As a woman chief of indigenous police, do you feel that this can inspire the new generation, especially the young women in your community, who could become chief of police and make the commitment to safety and to the community?

4:55 p.m.

Director, Service de police de Pikogan

Annick Wylde

Yes, I do. Several young women have come to see me. Students from CEGEPs have also come to see me. I've had discussions not only with female students, but also with male students. Because I've been a female police officer for 37 years, I care a lot about that.

I'm proud to be a police officer. I gave a speech at the 50th anniversary of the École nationale de police du Québec, and it opened some doors. Yes, I would like to have even more students, but it's not always easy to recruit. However, I can tell you that we're working hard on it.

Sébastien Lemire Bloc Abitibi—Témiscamingue, QC

You seem to have run out of time to finish your opening remarks, which were very clear.

Would you like to add anything?

4:55 p.m.

Director, Service de police de Pikogan

Annick Wylde

Yes. I had a few more points to make. May I continue?

Sébastien Lemire Bloc Abitibi—Témiscamingue, QC

I'm offering you the time to do that.

4:55 p.m.

Director, Service de police de Pikogan

Annick Wylde

Okay.

I was talking about training earlier. I support the establishment of a bilingual indigenous academy in Quebec. This would make it possible to structure a regional approach, while meeting the department's training standards for certification. I advocate for the establishment of a first nations police academy that would be adapted to cultural safety. It's not easy for a student to leave their community and leave everything behind. They may already have a family. It's therefore important that they be surrounded by their own people and with qualified indigenous trainers.

I also wanted to say a few words about the 911 service, which represents a major operational issue. Without a dedicated 911 dispatch centre, after each call, our officers still have to hand-draft or computer-draft the call cards. This adds to the work and delays, sometimes putting lives at risk. At 3 a.m., in the absence of a functioning 911 network and without radio support, a patrol officer can often receive incomplete information. These are preventable risks. Our communities must be connected to the 911 network, with clear protocols and shared funding between governments. This is not about creating a parallel system, but about aligning our services with Quebec's common standards to ensure a quick, safe and equitable response.
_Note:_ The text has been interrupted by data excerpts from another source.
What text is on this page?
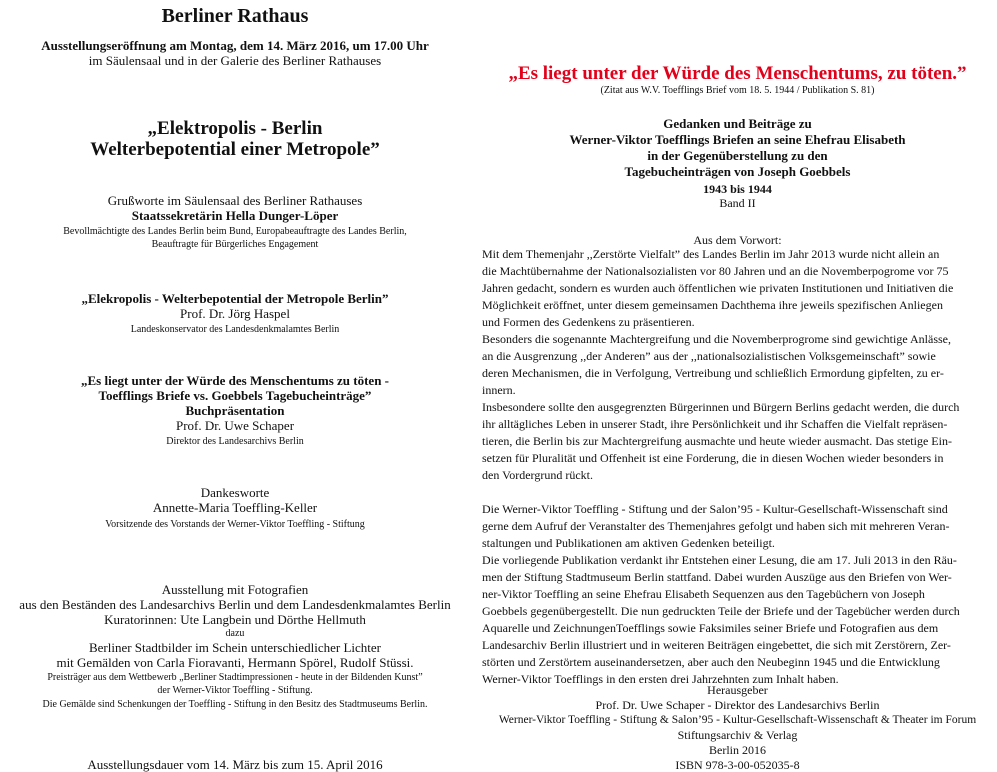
Berliner Rathaus
Ausstellungseröffnung am Montag, dem 14. März 2016, um 17.00 Uhr
im Säulensaal und in der Galerie des Berliner Rathauses
„Elektropolis - Berlin
Welterbepotential einer Metropole”
Grußworte im Säulensaal des Berliner Rathauses
Staatssekretärin Hella Dunger-Löper
Bevollmächtigte des Landes Berlin beim Bund, Europabeauftragte des Landes Berlin,
Beauftragte für Bürgerliches Engagement
„Elekropolis - Welterbepotential der Metropole Berlin”
Prof. Dr. Jörg Haspel
Landeskonservator des Landesdenkmalamtes Berlin
„Es liegt unter der Würde des Menschentums zu töten -
Toefflings Briefe vs. Goebbels Tagebucheinträge”
Buchpräsentation
Prof. Dr. Uwe Schaper
Direktor des Landesarchivs Berlin
Dankesworte
Annette-Maria Toeffling-Keller
Vorsitzende des Vorstands der Werner-Viktor Toeffling - Stiftung
Ausstellung mit Fotografien
aus den Beständen des Landesarchivs Berlin und dem Landesdenkmalamtes Berlin
Kuratorinnen: Ute Langbein und Dörthe Hellmuth
dazu
Berliner Stadtbilder im Schein unterschiedlicher Lichter
mit Gemälden von Carla Fioravanti, Hermann Spörel, Rudolf Stüssi.
Preisträger aus dem Wettbewerb „Berliner Stadtimpressionen - heute in der Bildenden Kunst”
der Werner-Viktor Toeffling - Stiftung.
Die Gemälde sind Schenkungen der Toeffling - Stiftung in den Besitz des Stadtmuseums Berlin.
Ausstellungsdauer vom 14. März bis zum 15. April 2016
„Es liegt unter der Würde des Menschentums, zu töten.”
(Zitat aus W.V. Toefflings Brief vom 18. 5. 1944 / Publikation S. 81)
Gedanken und Beiträge zu
Werner-Viktor Toefflings Briefen an seine Ehefrau Elisabeth
in der Gegenüberstellung zu den
Tagebucheinträgen von Joseph Goebbels
1943 bis 1944
Band II
Aus dem Vorwort:
Mit dem Themenjahr ,,Zerstörte Vielfalt” des Landes Berlin im Jahr 2013 wurde nicht allein an
die Machtübernahme der Nationalsozialisten vor 80 Jahren und an die Novemberpogrome vor 75
Jahren gedacht, sondern es wurden auch öffentlichen wie privaten Institutionen und Initiativen die
Möglichkeit eröffnet, unter diesem gemeinsamen Dachthema ihre jeweils spezifischen Anliegen
und Formen des Gedenkens zu präsentieren.
Besonders die sogenannte Machtergreifung und die Novemberprogrome sind gewichtige Anlässe,
an die Ausgrenzung ,,der Anderen” aus der ,,nationalsozialistischen Volksgemeinschaft” sowie
deren Mechanismen, die in Verfolgung, Vertreibung und schließlich Ermordung gipfelten, zu er-
innern.
Insbesondere sollte den ausgegrenzten Bürgerinnen und Bürgern Berlins gedacht werden, die durch
ihr alltägliches Leben in unserer Stadt, ihre Persönlichkeit und ihr Schaffen die Vielfalt repräsen-
tieren, die Berlin bis zur Machtergreifung ausmachte und heute wieder ausmacht. Das stetige Ein-
setzen für Pluralität und Offenheit ist eine Forderung, die in diesen Wochen wieder besonders in
den Vordergrund rückt.
Die Werner-Viktor Toeffling - Stiftung und der Salon’95 - Kultur-Gesellschaft-Wissenschaft sind
gerne dem Aufruf der Veranstalter des Themenjahres gefolgt und haben sich mit mehreren Veran-
staltungen und Publikationen am aktiven Gedenken beteiligt.
Die vorliegende Publikation verdankt ihr Entstehen einer Lesung, die am 17. Juli 2013 in den Räu-
men der Stiftung Stadtmuseum Berlin stattfand. Dabei wurden Auszüge aus den Briefen von Wer-
ner-Viktor Toeffling an seine Ehefrau Elisabeth Sequenzen aus den Tagebüchern von Joseph
Goebbels gegenübergestellt. Die nun gedruckten Teile der Briefe und der Tagebücher werden durch
Aquarelle und ZeichnungenToefflings sowie Faksimiles seiner Briefe und Fotografien aus dem
Landesarchiv Berlin illustriert und in weiteren Beiträgen eingebettet, die sich mit Zerstörern, Zer-
störten und Zerstörtem auseinandersetzen, aber auch den Neubeginn 1945 und die Entwicklung
Werner-Viktor Toefflings in den ersten drei Jahrzehnten zum Inhalt haben.
Herausgeber
Prof. Dr. Uwe Schaper - Direktor des Landesarchivs Berlin
Werner-Viktor Toeffling - Stiftung & Salon’95 - Kultur-Gesellschaft-Wissenschaft & Theater im Forum
Stiftungsarchiv & Verlag
Berlin 2016
ISBN 978-3-00-052035-8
After 37 years of service, I firmly believe that stable funding, pension plan parity, adapted and recognized training, as well as full access to 911 service, are the four pillars that would enable our police forces to fully play their essential service role.

Sébastien Lemire Bloc Abitibi—Témiscamingue, QC

Meegwetch.

That's crystal clear.

On another note, in Quebec, the Viens commission served as a catalyst to improve relations between police officers and indigenous communities. In your opinion, what meaningful progress has been made since 2019 in terms of cultural training, accountability mechanisms and access to police services adapted to first nations realities, particularly at your police service in Pikogan?